Love, love, love

Christine Laurent
Christine Laurent Rédactrice en chef du Vif/L'Express

(1)  » Un merveilleux malheur « , 1999 ;  » Les Vilains Petits Canards « , 2001 ;  » Le Murmure des fantômes « , 2003, Odile Jacob.

(2)  » Parler d’amour au bord du gouffre « , Odile Jacob.

Après les enfants, les ados, le couple. Toujours en alerte, Boris Cyrulnik creuse, explore, traque nos petites et grandes fêlures, nos tourments, nos chagrins. Non pas pour s’apitoyer, se désoler, pleurer avec nous. Ce n’est pas son genre. Lui, il épingle pour mieux analyser. Et nous livrer des pistes pour y voir plus clair.

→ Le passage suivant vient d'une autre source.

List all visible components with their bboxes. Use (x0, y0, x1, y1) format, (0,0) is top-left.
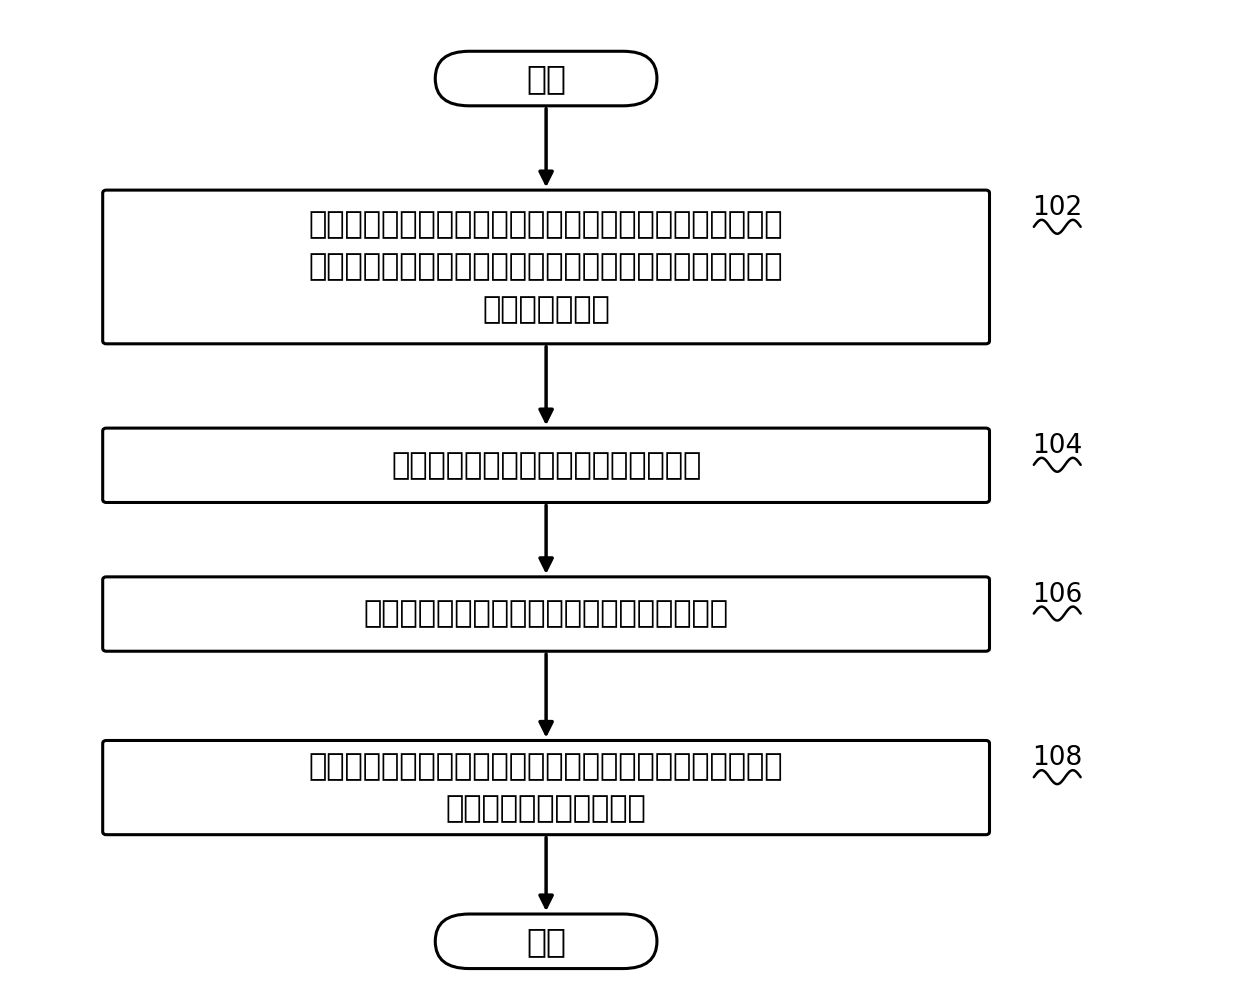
Text: 108: 108 (1032, 745, 1083, 771)
FancyBboxPatch shape (103, 740, 990, 835)
Text: 在所述第一显示装置中所述主操作界面的目标协议显示区域
显示所述若干个目标协议: 在所述第一显示装置中所述主操作界面的目标协议显示区域 显示所述若干个目标协议 (309, 752, 784, 823)
Text: 106: 106 (1032, 582, 1083, 608)
FancyBboxPatch shape (435, 914, 657, 969)
Text: 根据所述协议选择信息，选择若干个目标协议: 根据所述协议选择信息，选择若干个目标协议 (363, 600, 729, 629)
FancyBboxPatch shape (103, 190, 990, 344)
FancyBboxPatch shape (103, 428, 990, 502)
FancyBboxPatch shape (435, 51, 657, 106)
Text: 104: 104 (1032, 433, 1083, 459)
FancyBboxPatch shape (103, 577, 990, 651)
Text: 102: 102 (1032, 195, 1083, 221)
Text: 在第一显示装置显示医学影像检测的主操作界面，在与所述
第一显示装置交互的第二显示装置显示所述医学影像检测对
应的协议管理器: 在第一显示装置显示医学影像检测的主操作界面，在与所述 第一显示装置交互的第二显示… (309, 210, 784, 324)
Text: 结束: 结束 (526, 925, 567, 958)
Text: 在所述第二显示装置获取协议选择信息: 在所述第二显示装置获取协议选择信息 (391, 451, 702, 480)
Text: 开始: 开始 (526, 62, 567, 95)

C’est lui déjà, qui, il y a quelques années, a révélé au grand public le concept de résilience (1), cette capacité qu’ont bien des enfants victimes de blessures psychiques graves (persécution, torture, maltraitance) à transformer leurs douleurs en force. Non pas qu’ils aient tout oublié. C’est juste qu’ils se sont appuyés sur un mystérieux ressort moral, refusant de se laisser abattre, réussissant là où on aurait pu les croire perdants.

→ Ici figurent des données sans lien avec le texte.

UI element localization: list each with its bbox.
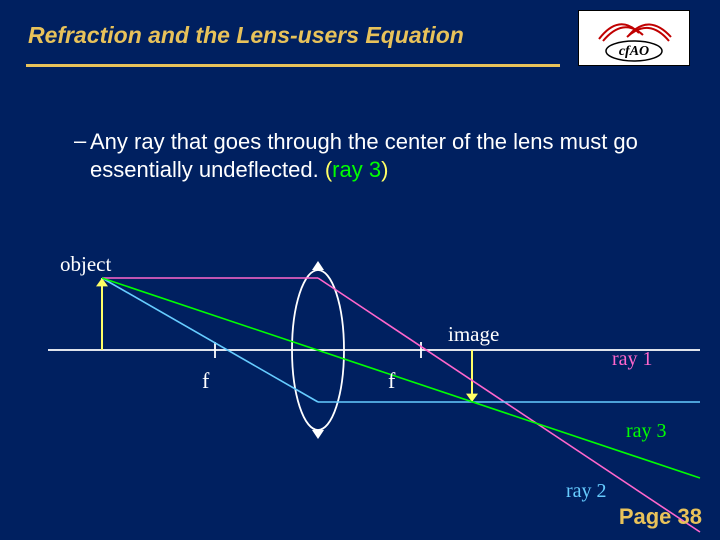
label-f-right: f bbox=[388, 368, 395, 394]
bullet-ray-word: ray 3 bbox=[332, 157, 381, 182]
bullet-dash: – bbox=[74, 128, 86, 154]
label-object: object bbox=[60, 252, 111, 277]
bullet-paren-close: ) bbox=[381, 157, 388, 182]
slide-title: Refraction and the Lens-users Equation bbox=[28, 22, 464, 49]
label-ray2: ray 2 bbox=[566, 480, 607, 503]
logo-svg: cfAO bbox=[579, 11, 689, 65]
bullet-text: Any ray that goes through the center of … bbox=[90, 128, 670, 183]
title-underline bbox=[26, 64, 560, 67]
label-ray1: ray 1 bbox=[612, 348, 653, 371]
slide-root: Refraction and the Lens-users Equation c… bbox=[0, 0, 720, 540]
logo-text: cfAO bbox=[619, 44, 649, 59]
page-number: Page 38 bbox=[619, 504, 702, 530]
label-image: image bbox=[448, 322, 499, 347]
label-ray3: ray 3 bbox=[626, 420, 667, 443]
label-f-left: f bbox=[202, 368, 209, 394]
logo: cfAO bbox=[578, 10, 690, 66]
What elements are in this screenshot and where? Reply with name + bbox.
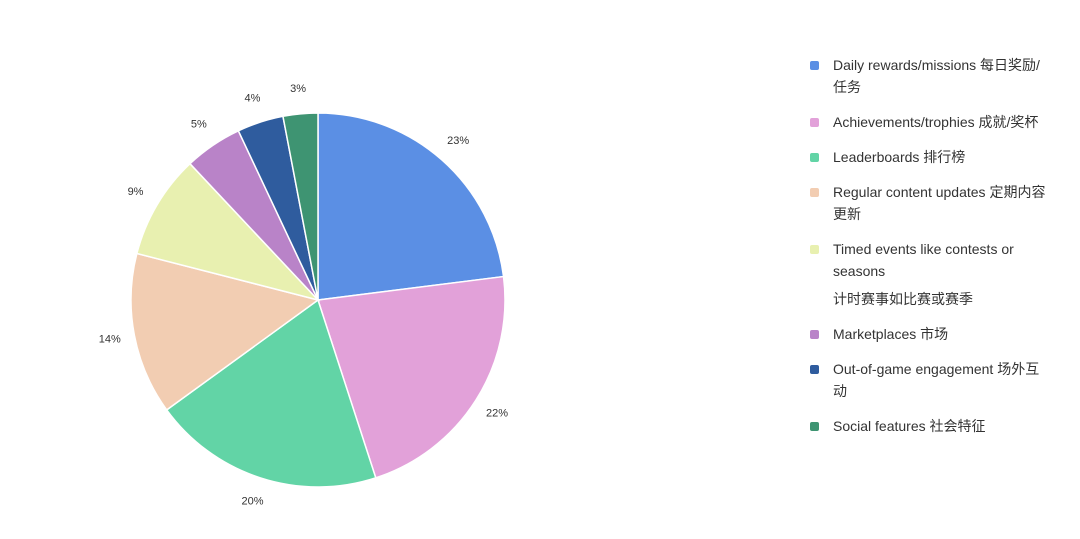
slice-percent-label: 9% <box>128 186 144 198</box>
slice-percent-label: 23% <box>447 135 469 147</box>
legend-label: Marketplaces 市场 <box>833 326 949 342</box>
legend-label: Leaderboards 排行榜 <box>833 149 966 165</box>
slice-percent-label: 20% <box>241 496 263 508</box>
slice-percent-label: 14% <box>99 334 121 346</box>
legend-label: Social features 社会特征 <box>833 418 986 434</box>
pie-chart: 23% 22% 20% 14% 9% 5% 4% 3% <box>99 83 508 508</box>
legend-label: Achievements/trophies 成就/奖杯 <box>833 114 1039 130</box>
legend-swatch <box>810 188 819 197</box>
slice-percent-label: 4% <box>245 92 261 104</box>
legend-swatch <box>810 330 819 339</box>
legend-item: Social features 社会特征 <box>808 415 1048 437</box>
legend-item: Regular content updates 定期内容更新 <box>808 181 1048 225</box>
legend-label-extra: 计时赛事如比赛或赛季 <box>833 291 973 307</box>
pie-slice <box>135 162 321 302</box>
legend-swatch <box>810 245 819 254</box>
legend-item: Daily rewards/missions 每日奖励/任务 <box>808 54 1048 98</box>
legend-label: Regular content updates 定期内容更新 <box>833 184 1046 222</box>
pie-slice <box>130 252 320 411</box>
legend-item: Timed events like contests or seasons 计时赛… <box>808 238 1048 310</box>
legend: Daily rewards/missions 每日奖励/任务 Achievemen… <box>808 54 1048 450</box>
legend-item: Out-of-game engagement 场外互动 <box>808 358 1048 402</box>
legend-label: Out-of-game engagement 场外互动 <box>833 361 1040 399</box>
pie-slice <box>317 275 506 479</box>
legend-label: Timed events like contests or seasons <box>833 241 1014 279</box>
slice-percent-label: 3% <box>290 83 306 95</box>
legend-item: Leaderboards 排行榜 <box>808 146 1048 168</box>
legend-item: Marketplaces 市场 <box>808 323 1048 345</box>
legend-swatch <box>810 153 819 162</box>
legend-label: Daily rewards/missions 每日奖励/任务 <box>833 57 1040 95</box>
legend-swatch <box>810 422 819 431</box>
pie-slice <box>165 298 377 488</box>
legend-swatch <box>810 365 819 374</box>
legend-swatch <box>810 61 819 70</box>
pie-slice <box>282 112 319 301</box>
slice-percent-label: 5% <box>191 119 207 131</box>
pie-slice <box>317 112 505 301</box>
slice-percent-label: 22% <box>486 408 508 420</box>
legend-item: Achievements/trophies 成就/奖杯 <box>808 111 1048 133</box>
legend-swatch <box>810 118 819 127</box>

Les voilà aujourd’hui devenus grands. De la résilience au premier amour. Une étape qui peut conduire à frôler un gouffre, à glisser dans un précipice (2). Car l’amour n’est pas toujours gagnant, affirme le psychiatre français. Certes, on en attend tous beaucoup. Trop peut-être. Mais davantage encore s’il s’agit de panser des blessures. Le premier amour peut alors briller comme une deuxième chance. N’est-ce pas là, dans le creux d’une affection toute nouvelle, toute belle, que l’on peut espérer lécher ses plaies ?

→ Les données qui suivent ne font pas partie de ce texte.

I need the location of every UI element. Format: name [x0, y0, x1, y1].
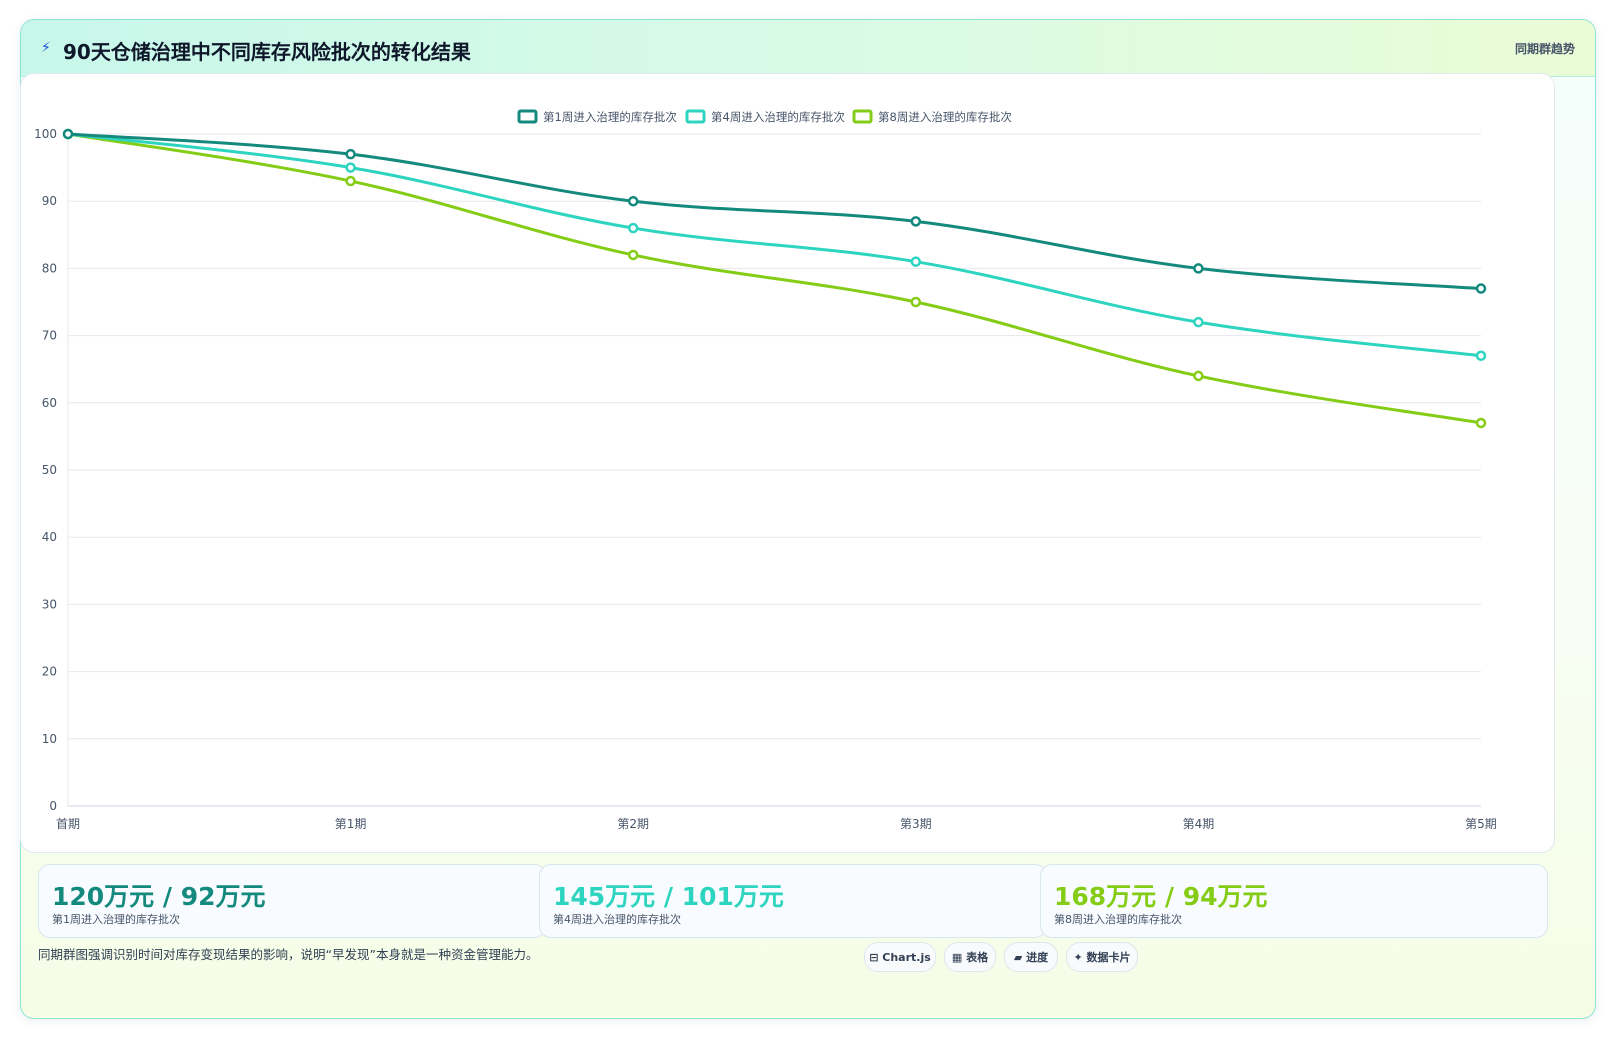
- legend-label: 第8周进入治理的库存批次: [878, 110, 1012, 124]
- data-point: [1193, 316, 1204, 328]
- series-line: [67, 132, 1482, 291]
- legend-swatch: [852, 109, 873, 124]
- series-line: [67, 132, 1482, 425]
- data-point: [627, 249, 639, 261]
- legend-swatch: [517, 109, 538, 124]
- y-tick-label: 80: [42, 261, 57, 275]
- kpi-value: 120万元 / 92万元: [52, 882, 266, 911]
- data-point: [345, 148, 356, 160]
- lightning-icon: ⚡: [41, 40, 51, 56]
- data-point: [1193, 263, 1204, 274]
- kpi-value: 168万元 / 94万元: [1054, 882, 1268, 911]
- footer-note: 同期群图强调识别时间对库存变现结果的影响，说明“早发现”本身就是一种资金管理能力…: [38, 947, 539, 962]
- kpi-card-week1: 120万元 / 92万元 第1周进入治理的库存批次: [38, 864, 546, 938]
- data-point: [910, 216, 922, 227]
- data-point: [910, 256, 922, 267]
- y-tick-label: 20: [42, 665, 57, 679]
- y-tick-label: 90: [42, 194, 57, 208]
- chip-data-card[interactable]: ✦ 数据卡片: [1066, 942, 1138, 972]
- data-point: [62, 128, 74, 140]
- legend-label: 第1周进入治理的库存批次: [543, 110, 677, 124]
- y-tick-label: 0: [49, 799, 57, 813]
- legend-label: 第4周进入治理的库存批次: [711, 110, 845, 124]
- y-tick-label: 40: [42, 530, 57, 544]
- x-tick-label: 第1期: [335, 817, 367, 831]
- kpi-card-week4: 145万元 / 101万元 第4周进入治理的库存批次: [539, 864, 1047, 938]
- x-tick-label: 第4期: [1183, 817, 1215, 831]
- data-point: [345, 162, 356, 173]
- kpi-label: 第4周进入治理的库存批次: [553, 913, 681, 926]
- data-point: [627, 222, 639, 234]
- data-point: [1475, 350, 1487, 362]
- x-tick-label: 第2期: [617, 817, 649, 831]
- chart-panel: 0 10 20 30 40 50 60 70 80 90 100 首期 第1期 第2期 第3期 第4期 第5期 第…: [20, 73, 1555, 853]
- data-point: [910, 296, 922, 308]
- chip-chartjs[interactable]: ⊟ Chart.js: [864, 942, 936, 972]
- y-tick-label: 50: [42, 463, 57, 477]
- kpi-card-week8: 168万元 / 94万元 第8周进入治理的库存批次: [1040, 864, 1548, 938]
- card-header: ⚡ 90天仓储治理中不同库存风险批次的转化结果 同期群趋势: [21, 20, 1595, 77]
- y-tick-label: 60: [42, 396, 57, 410]
- kpi-value: 145万元 / 101万元: [553, 882, 784, 911]
- y-tick-label: 30: [42, 597, 57, 611]
- chip-table[interactable]: ▦ 表格: [944, 942, 996, 972]
- kpi-label: 第1周进入治理的库存批次: [52, 913, 180, 926]
- kpi-label: 第8周进入治理的库存批次: [1054, 913, 1182, 926]
- data-point: [1475, 417, 1487, 429]
- data-point: [627, 195, 639, 207]
- data-point: [345, 175, 356, 187]
- data-point: [1475, 283, 1487, 294]
- x-tick-label: 第3期: [900, 817, 932, 831]
- y-tick-label: 10: [42, 732, 57, 746]
- line-chart: 0 10 20 30 40 50 60 70 80 90 100 首期 第1期 第2期 第3期 第4期 第5期 第…: [34, 109, 1497, 831]
- data-point: [1193, 370, 1204, 382]
- chart-type-tag: 同期群趋势: [1514, 42, 1575, 56]
- legend-swatch: [685, 109, 706, 124]
- y-tick-label: 100: [34, 127, 57, 141]
- x-tick-label: 首期: [56, 817, 80, 831]
- chip-progress[interactable]: ▰ 进度: [1004, 942, 1058, 972]
- x-tick-label: 第5期: [1465, 817, 1497, 831]
- card-title: 90天仓储治理中不同库存风险批次的转化结果: [63, 40, 471, 64]
- series-line: [67, 132, 1482, 358]
- y-tick-label: 70: [42, 329, 57, 343]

Pas si simple. Car si le couple peut être une source d’épanouissement, il peut aussi se révéler une véritable prison, affirme Cyrulnik. Il peut agrandir nos blessures ou les recoudre. Mais, et c’est bien là l’heureuse surprise de ses découvertes, nous ne sommes pas condamnés à reproduire avec notre partenaire les souffrances subies. Car au moment ô combien sensible de la rencontre, plane aussi l’ombre de la résilience. Maltraité enfant, on peut craquer pour un prince ou une princesse plutôt qu’un ogre ou une sorcière. Tout comme, et les études le prouvent, choyé et bien traité tout petit, on peut, aussi, plus tard se jeter sur un amoureux ou une amoureuse qui nous fera bien mal.  » Car la pléthore affective abîme un développement aussi sûrement que la carence « , souligne Cyrulnik.

Tout se joue donc dans la rencontre. Pas uniquement la première d’ailleurs. Peut-être bien la deuxième, voire la troisième. Et d’autres encore. Pour autant que de l’une à l’autre s’efface la compulsion destructrice pour laisser toute la place au mystérieux miracle de la reconstruction. Une perspective d’autant plus séduisante qu’elle nous laisse entrevoir un enchevêtrement relationnel aux antipodes de la victimisation ambiante d’aujourd’hui. Cyrulnik nous apprend, au contraire, malgré le passé difficile parfois, tout doucement, mais sûrement, à nous éloigner définitivement du gouffre pour gagner les rives de la sérénité.